Önceden dışarıda kalabalık arkadaşları ile oynamaktan zevk alan çocuk şimdilerde dışarıda oynama imkânı olsa dahi tercihini ya yalnız başına bilgisayar, tablet, cep telefonlarında ki oyunlar ile oynamaktan zevk almakta veyahut da arkadaşları ile ellerinde bu araçlardan herhangi birini bulundurarak bedenen bir arada fakat diğer tarafıyla tamamen sanal dünyanın sokaklarında yarış içerisindedir.

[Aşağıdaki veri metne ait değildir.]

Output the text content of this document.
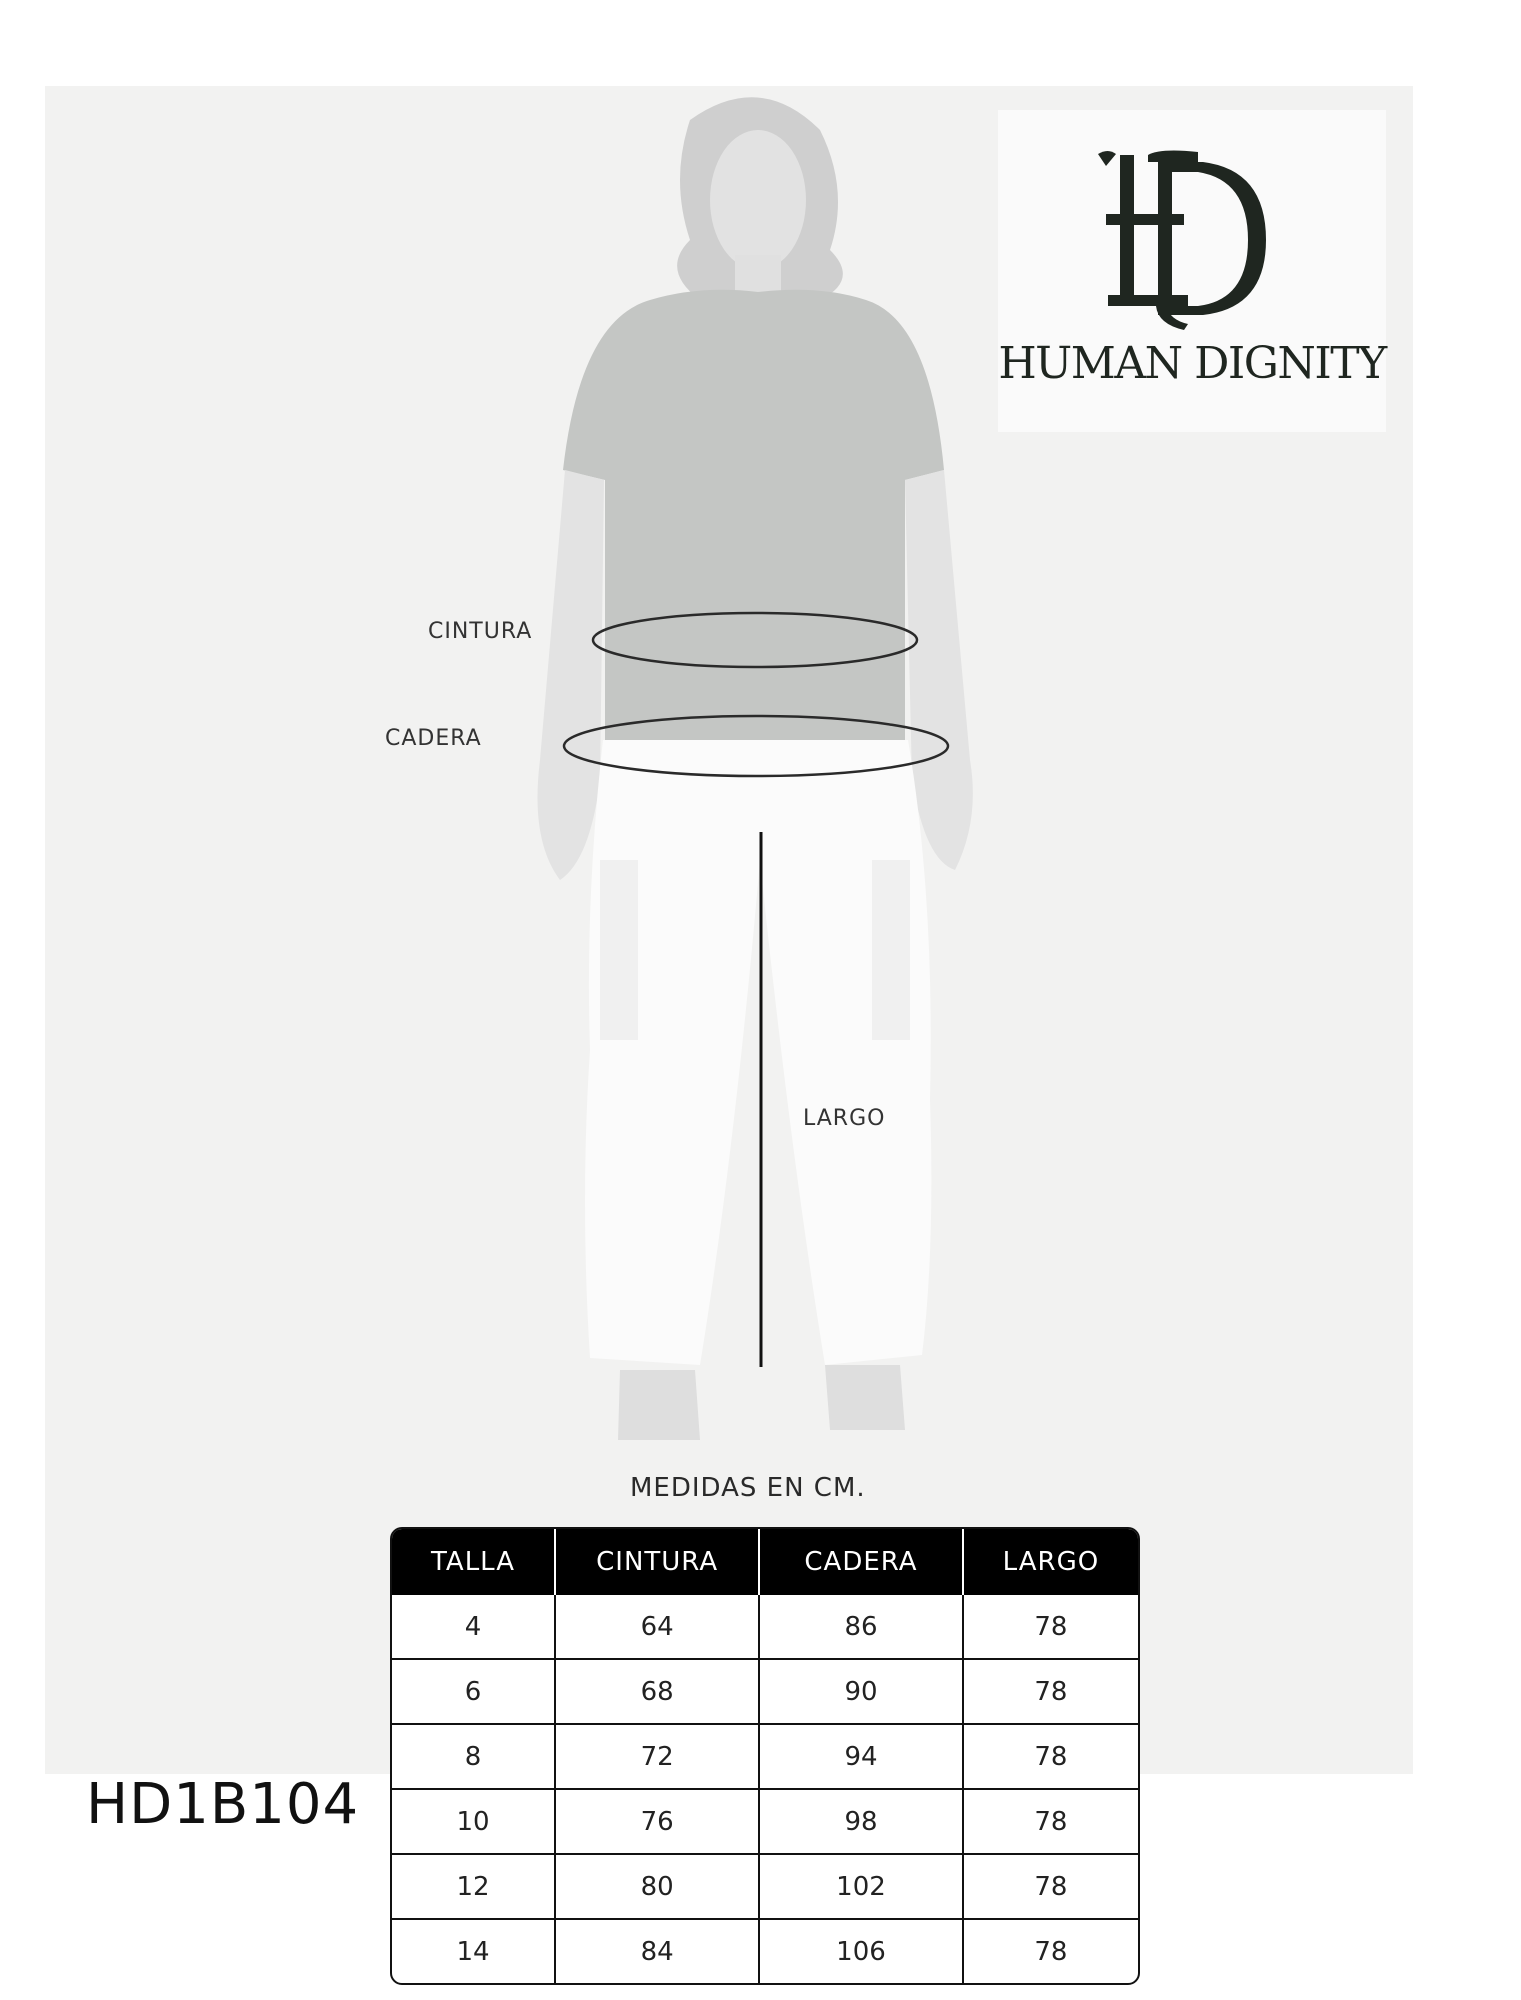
HUMAN DIGNITY
CINTURA
CADERA
LARGO
MEDIDAS EN CM.
HD1B104
TALLA	CINTURA	CADERA	LARGO
4	64	86	78
6	68	90	78
8	72	94	78
10	76	98	78
12	80	102	78
14	84	106	78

Değişen çocukluk içerisinde çocuğun hızla yetişkin olmaya koşması yatmaktadır. Günümüz tüketim toplumunda çocuk görsel iletişim araçlarına çok fazla maruz kalmakta ve bir erişkin bireyin öğrenebileceği herşeye çocuk da önünde yok denilecek kadar az bir engelle rahatlıkla ulaşabilmektedir. Bunlar çocuğun aşamalı öğrenme süreci içerisinde adım adım yürüyeceği basamakları hızla atlaması demektir elbette ki bu durum çocuk ruh dünyasında ciddi tahribata neden olmaktadır.

Çocuk kitle iletişim araçaları özelliklede televizyon, reklamlar, internet gibi araçların karşısında verilen mesajların etkilerine karşı oldukça savunmasızdır.

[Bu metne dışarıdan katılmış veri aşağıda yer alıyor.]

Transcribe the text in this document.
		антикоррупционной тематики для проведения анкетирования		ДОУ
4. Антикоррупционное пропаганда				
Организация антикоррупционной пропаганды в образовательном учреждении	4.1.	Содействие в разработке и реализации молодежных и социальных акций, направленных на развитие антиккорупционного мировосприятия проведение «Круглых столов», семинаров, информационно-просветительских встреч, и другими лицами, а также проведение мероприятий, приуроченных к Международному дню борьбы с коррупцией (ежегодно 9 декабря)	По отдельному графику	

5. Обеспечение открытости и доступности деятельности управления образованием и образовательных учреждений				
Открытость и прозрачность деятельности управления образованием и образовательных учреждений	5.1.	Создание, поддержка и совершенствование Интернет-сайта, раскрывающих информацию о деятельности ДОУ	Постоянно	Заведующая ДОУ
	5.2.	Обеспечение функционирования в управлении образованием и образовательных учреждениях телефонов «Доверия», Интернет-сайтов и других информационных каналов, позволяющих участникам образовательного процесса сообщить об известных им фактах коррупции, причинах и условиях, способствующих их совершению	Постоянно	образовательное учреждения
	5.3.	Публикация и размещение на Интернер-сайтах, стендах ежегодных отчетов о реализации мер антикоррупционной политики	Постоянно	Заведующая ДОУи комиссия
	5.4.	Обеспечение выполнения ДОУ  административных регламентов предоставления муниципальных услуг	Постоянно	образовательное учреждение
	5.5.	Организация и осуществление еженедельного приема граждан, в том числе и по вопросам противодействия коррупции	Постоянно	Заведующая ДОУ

Dolayısıyla tüm araçların varlığından tamamen bir kaçışın mümkün olmadığı günümüz toplumunda ebeveynlerin çocukları üzerindeki sorumluluğu çok daha fazla artmıştır.

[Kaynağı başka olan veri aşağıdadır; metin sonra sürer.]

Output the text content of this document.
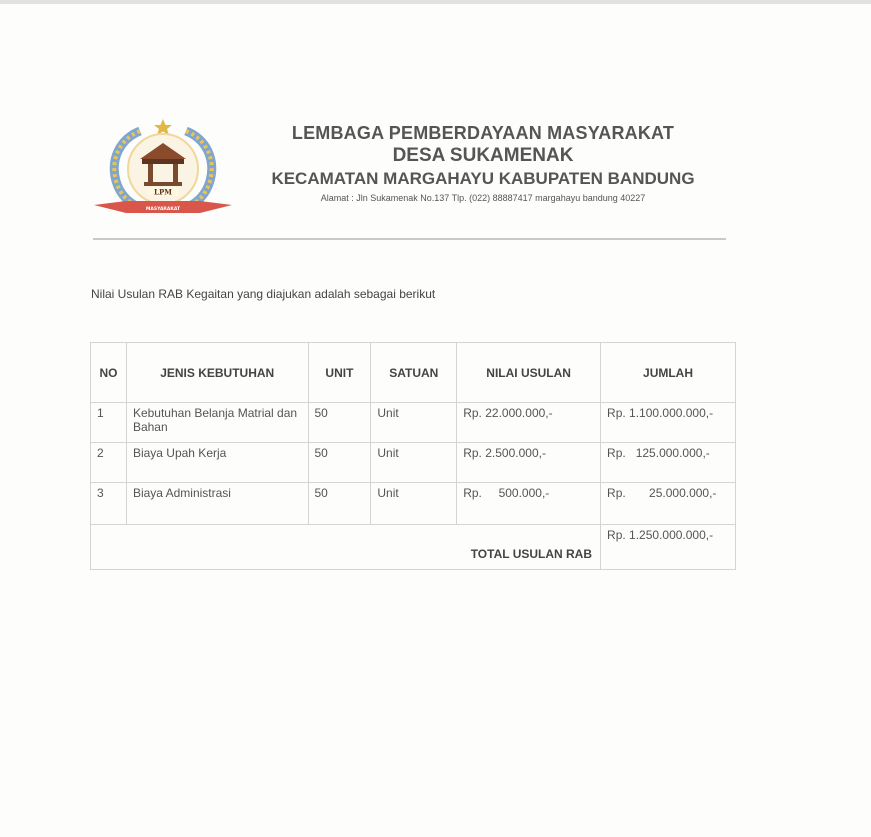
LPM
MASYARAKAT
LEMBAGA PEMBERDAYAAN MASYARAKAT
DESA SUKAMENAK
KECAMATAN MARGAHAYU KABUPATEN BANDUNG
Alamat : Jln Sukamenak No.137 Tlp. (022) 88887417 margahayu bandung 40227
Nilai Usulan RAB Kegaitan yang diajukan adalah sebagai berikut
NO	JENIS KEBUTUHAN	UNIT	SATUAN	NILAI USULAN	JUMLAH
1	Kebutuhan Belanja Matrial dan Bahan	50	Unit	Rp. 22.000.000,-	Rp. 1.100.000.000,-
2	Biaya Upah Kerja	50	Unit	Rp. 2.500.000,-	Rp.   125.000.000,-
3	Biaya Administrasi	50	Unit	Rp.     500.000,-	Rp.       25.000.000,-
TOTAL USULAN RAB					Rp. 1.250.000.000,-
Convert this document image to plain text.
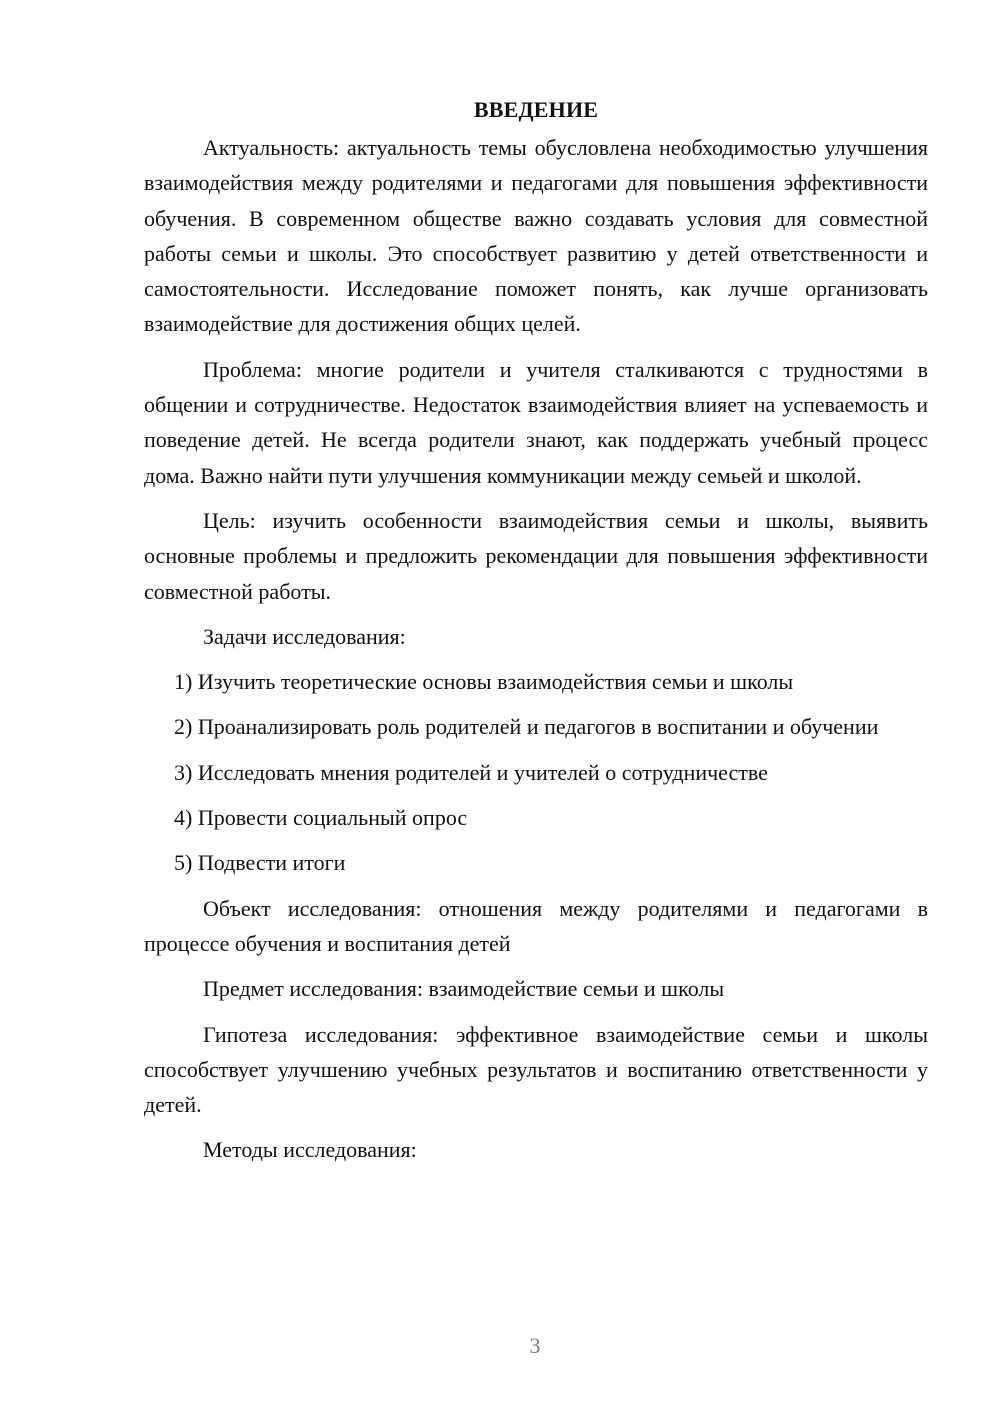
ВВЕДЕНИЕ

Актуальность: актуальность темы обусловлена необходимостью улучшения взаимодействия между родителями и педагогами для повышения эффективности обучения. В современном обществе важно создавать условия для совместной работы семьи и школы. Это способствует развитию у детей ответственности и самостоятельности. Исследование поможет понять, как лучше организовать взаимодействие для достижения общих целей.

Проблема: многие родители и учителя сталкиваются с трудностями в общении и сотрудничестве. Недостаток взаимодействия влияет на успеваемость и поведение детей. Не всегда родители знают, как поддержать учебный процесс дома. Важно найти пути улучшения коммуникации между семьей и школой.

Цель: изучить особенности взаимодействия семьи и школы, выявить основные проблемы и предложить рекомендации для повышения эффективности совместной работы.

Задачи исследования:

1) Изучить теоретические основы взаимодействия семьи и школы

2) Проанализировать роль родителей и педагогов в воспитании и обучении

3) Исследовать мнения родителей и учителей о сотрудничестве

4) Провести социальный опрос

5) Подвести итоги

Объект исследования: отношения между родителями и педагогами в процессе обучения и воспитания детей

Предмет исследования: взаимодействие семьи и школы

Гипотеза исследования: эффективное взаимодействие семьи и школы способствует улучшению учебных результатов и воспитанию ответственности у детей.

Методы исследования:

3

Önceden tehlike evinin, belki mahallenin dışarısındayken şimdi tehlike bizzat evlerin içlerinde dolaşmaktadır. Çocuklar kitle iletişim araçlarının, reklamların, internet sokaklarının sunduğu sanal dünyaya ve empoze edilmeye çalışılan yaşantı şekline karşı bilinçlendirilmeli, daha küçük yaşlarda ki çocuklar bu gibi araçlardan çok daha fazla korunmalıdır. Tüketim toplumunun stratejileri karşısında bu durum imkansız değildir.